Bisogna rimettere in circolo la solidarietà nel Paese e la voglia di sentirsi parte di un sistema anche se un solo punto in più di riduzione di cuneo fiscale non basta e servirebbero tagli per sedici miliardi. A farti ripartire davvero non sono i soldi che non hai e che non diventano reali solo perché li chiedi, ma la capacità di fare investimenti pubblici e privati che sono l’espressione della voglia di fare del Paese. 

Quella stessa voglia di fare che si è espressa al meglio durante la stagione del governo Draghi in tutti gli ambiti dell’economia e che ha prodotto risultati straordinari. Quella stessa voglia di fare oggi in un quadro pre-recessivo in assenza di uno scatto dell’azione di governo sulle riforme che costano zero, finirebbe inevitabilmente con il tornare a concentrarsi su quello che non avrebbe avuto senza sapere che non può averlo. Questo corto circuito all’incontrario produce danni gravi perché fa scattare la rabbia sociale e inizia la litania che ferma il Paese. Si traduce in filoni di nuovi populismi che è l’ultima cosa di cui abbiamo bisogno. 

Se viceversa scatta la corsa alle riforme che non costano anche le Regioni  che sono gestite in molti casi da esecutivi parassitari proveranno a cambiare metodo, a cambiare mentalità. Anche chi si nasconde, avrà voglia di uscire allo scoperto. La crescita da costruire oggi è la miscela di fiducia che può sprigionare il cambiamento possibile.
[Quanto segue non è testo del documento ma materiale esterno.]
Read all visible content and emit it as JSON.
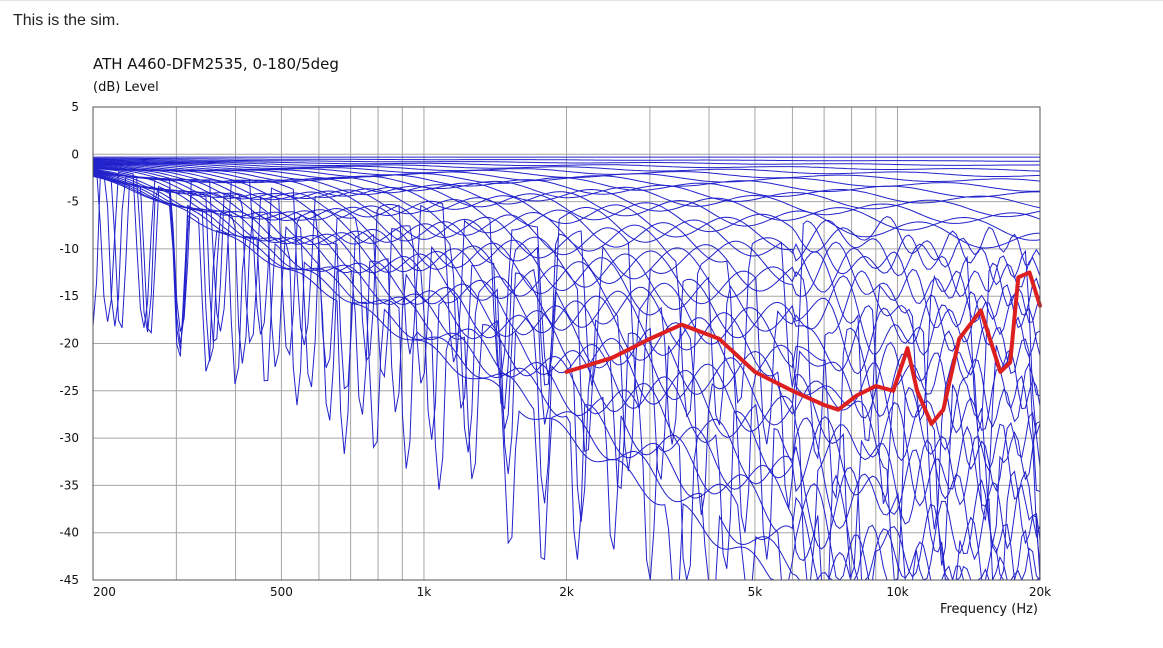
{
  "intro_text": "This is the sim.",
  "chart_data": {
    "type": "line",
    "title": "ATH A460-DFM2535, 0-180/5deg",
    "ylabel": "(dB)  Level",
    "xlabel": "Frequency  (Hz)",
    "xscale": "log",
    "xlim": [
      200,
      20000
    ],
    "ylim": [
      -45,
      5
    ],
    "grid": true,
    "y_ticks": [
      5,
      0,
      -5,
      -10,
      -15,
      -20,
      -25,
      -30,
      -35,
      -40,
      -45
    ],
    "x_ticks": [
      {
        "value": 200,
        "label": "200"
      },
      {
        "value": 500,
        "label": "500"
      },
      {
        "value": 1000,
        "label": "1k"
      },
      {
        "value": 2000,
        "label": "2k"
      },
      {
        "value": 5000,
        "label": "5k"
      },
      {
        "value": 10000,
        "label": "10k"
      },
      {
        "value": 20000,
        "label": "20k"
      }
    ],
    "series_color": "#2222cc",
    "overlay_color": "#dd1f1f",
    "series_count": 37,
    "angle_step_deg": 5,
    "angle_range_deg": [
      0,
      180
    ],
    "overlay_curve": {
      "x": [
        2000,
        2500,
        3000,
        3500,
        4200,
        5000,
        6000,
        7000,
        7500,
        8200,
        9000,
        9800,
        10500,
        11000,
        11800,
        12500,
        13500,
        15000,
        16500,
        17300,
        18000,
        19000,
        20000
      ],
      "y": [
        -23,
        -21.5,
        -19.5,
        -18,
        -19.5,
        -23,
        -25,
        -26.5,
        -27,
        -25.5,
        -24.5,
        -25,
        -20.5,
        -25,
        -28.5,
        -27,
        -19.5,
        -16.5,
        -23,
        -22,
        -13,
        -12.5,
        -16
      ]
    }
  }
}
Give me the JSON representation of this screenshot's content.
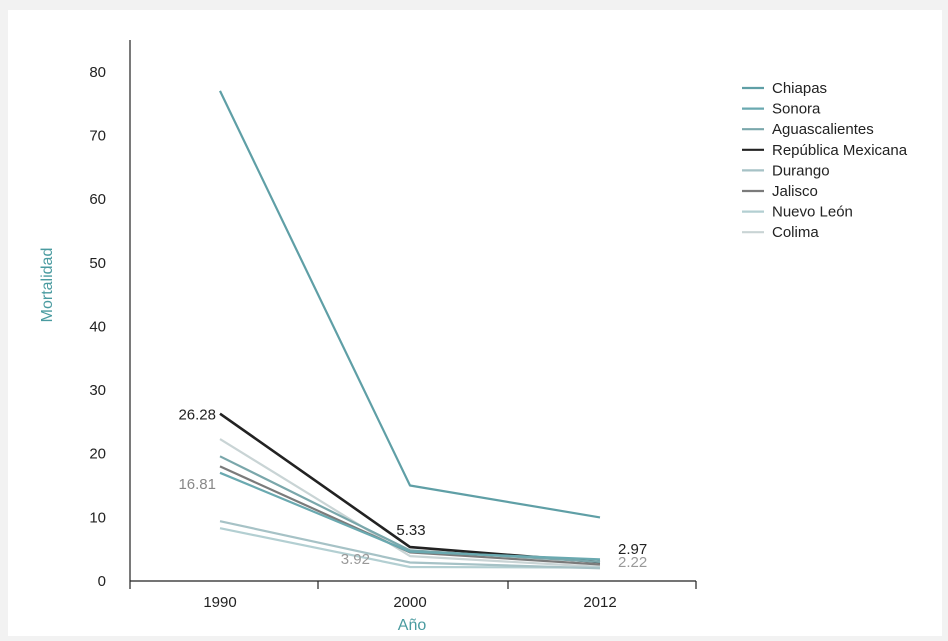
{
  "chart_data": {
    "type": "line",
    "xlabel": "Año",
    "ylabel": "Mortalidad",
    "categories": [
      "1990",
      "2000",
      "2012"
    ],
    "ylim": [
      0,
      85
    ],
    "yticks": [
      0,
      10,
      20,
      30,
      40,
      50,
      60,
      70,
      80
    ],
    "grid": false,
    "legend_position": "top-right",
    "series": [
      {
        "name": "Chiapas",
        "color": "#5f9fa6",
        "values": [
          77,
          15,
          10
        ]
      },
      {
        "name": "Sonora",
        "color": "#6aa9b0",
        "values": [
          17,
          4.6,
          3.4
        ]
      },
      {
        "name": "Aguascalientes",
        "color": "#7aa7ab",
        "values": [
          19.6,
          4.8,
          3.0
        ]
      },
      {
        "name": "República Mexicana",
        "color": "#222222",
        "values": [
          26.28,
          5.33,
          2.97
        ]
      },
      {
        "name": "Durango",
        "color": "#a6c2c6",
        "values": [
          9.4,
          2.9,
          2.0
        ]
      },
      {
        "name": "Jalisco",
        "color": "#7b7b7b",
        "values": [
          18,
          4.5,
          2.6
        ]
      },
      {
        "name": "Nuevo León",
        "color": "#b3cfd2",
        "values": [
          8.3,
          2.2,
          2.1
        ]
      },
      {
        "name": "Colima",
        "color": "#c9d4d5",
        "values": [
          22.3,
          3.92,
          2.22
        ]
      }
    ],
    "annotations": [
      {
        "series": "República Mexicana",
        "point": 0,
        "text": "26.28",
        "color": "#222222"
      },
      {
        "series": "Sonora",
        "point": 0,
        "text": "16.81",
        "color": "#888888"
      },
      {
        "series": "República Mexicana",
        "point": 1,
        "text": "5.33",
        "color": "#222222"
      },
      {
        "series": "Colima",
        "point": 1,
        "text": "3.92",
        "color": "#999999"
      },
      {
        "series": "República Mexicana",
        "point": 2,
        "text": "2.97",
        "color": "#222222"
      },
      {
        "series": "Colima",
        "point": 2,
        "text": "2.22",
        "color": "#999999"
      }
    ]
  }
}
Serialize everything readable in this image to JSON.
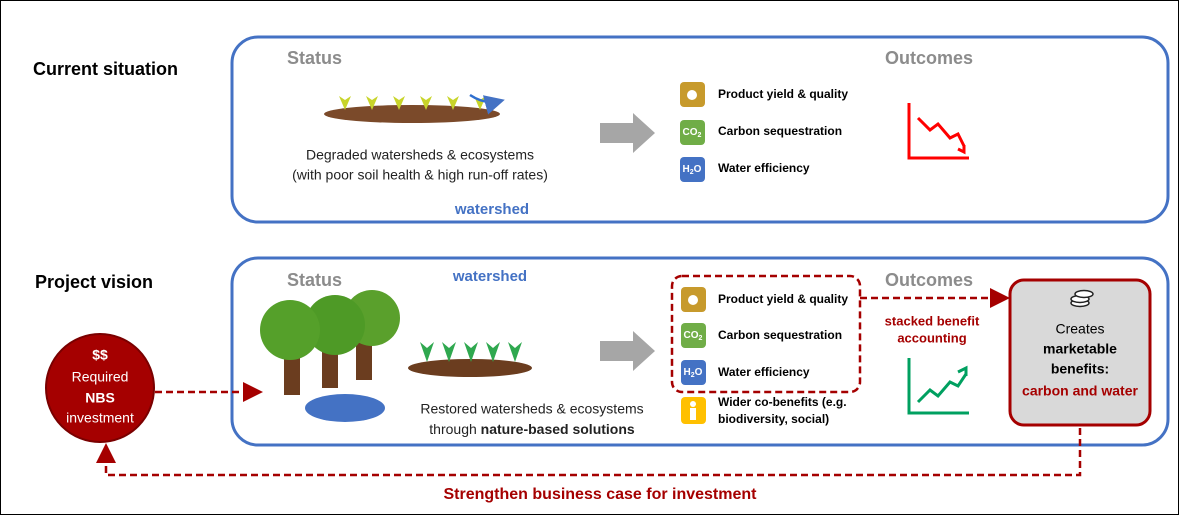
{
  "current": {
    "label": "Current situation",
    "status": "Status",
    "outcomes": "Outcomes",
    "description": [
      "Degraded watersheds & ecosystems",
      "(with poor soil health & high run-off rates)"
    ],
    "watershed": "watershed",
    "indicators": [
      "Product yield & quality",
      "Carbon sequestration",
      "Water efficiency"
    ]
  },
  "icons": {
    "co2": {
      "main": "CO",
      "sub": "2"
    },
    "h2o": {
      "main": "H",
      "sub": "2",
      "end": "O"
    }
  },
  "vision": {
    "label": "Project vision",
    "status": "Status",
    "watershed": "watershed",
    "outcomes": "Outcomes",
    "description": {
      "line1": "Restored watersheds & ecosystems",
      "line2_prefix": "through ",
      "line2_bold": "nature-based solutions"
    },
    "indicators": [
      "Product yield & quality",
      "Carbon sequestration",
      "Water efficiency"
    ],
    "co_benefits": [
      "Wider co-benefits (e.g.",
      "biodiversity, social)"
    ],
    "stacked": [
      "stacked benefit",
      "accounting"
    ],
    "benefits": {
      "line1": "Creates",
      "line2": "marketable",
      "line3": "benefits:",
      "line4": "carbon and water"
    },
    "investment": {
      "line1": "$$",
      "line2": "Required",
      "line3": "NBS",
      "line4": "investment"
    }
  },
  "footer": "Strengthen business case for investment"
}
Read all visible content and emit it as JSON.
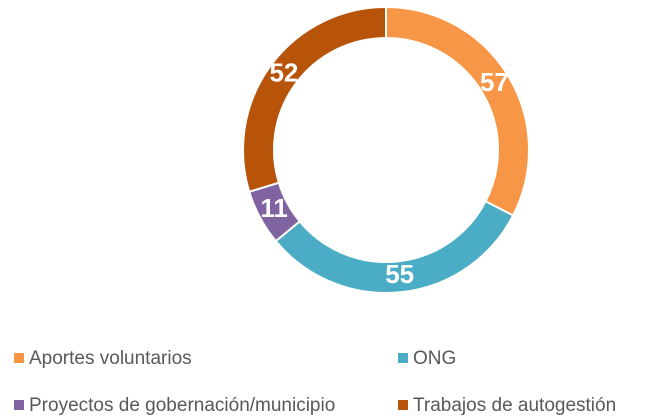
{
  "chart_data": {
    "type": "donut",
    "categories": [
      "Aportes voluntarios",
      "ONG",
      "Proyectos de gobernación/municipio",
      "Trabajos de autogestión"
    ],
    "values": [
      57,
      55,
      11,
      52
    ],
    "colors": [
      "#F79646",
      "#4BACC6",
      "#8064A2",
      "#B8540A"
    ],
    "legend": "bottom"
  }
}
Che non è quello fantasioso di vecchi e nuovi populismi. Nella miscela di fiducia che sprigiona le energie del cambiamento possibile ci sono le imprese che tornano a fare investimenti e la capacità di attrazione di capitali internazionali che portano altri investimenti. Bisogna che tutti si convincano che è più  conveniente lavorare e fare profitti per pagare le bollette invece di continuare a chiedere al bilancio pubblico di sussidiare i profitti ridotti dal caro bollette. Non si può continuare a bussare a una cassa vuota che è quella dello Stato italiano piegato dal suo debito pubblico monstre. Che poi non è nient’altro che l’altra faccia dei mille vizi privati della nostra comunità. Da cui usciremo solo cambiando mentalità. Le grandi crisi sono un’occasione formidabile per fare queste trasformazioni.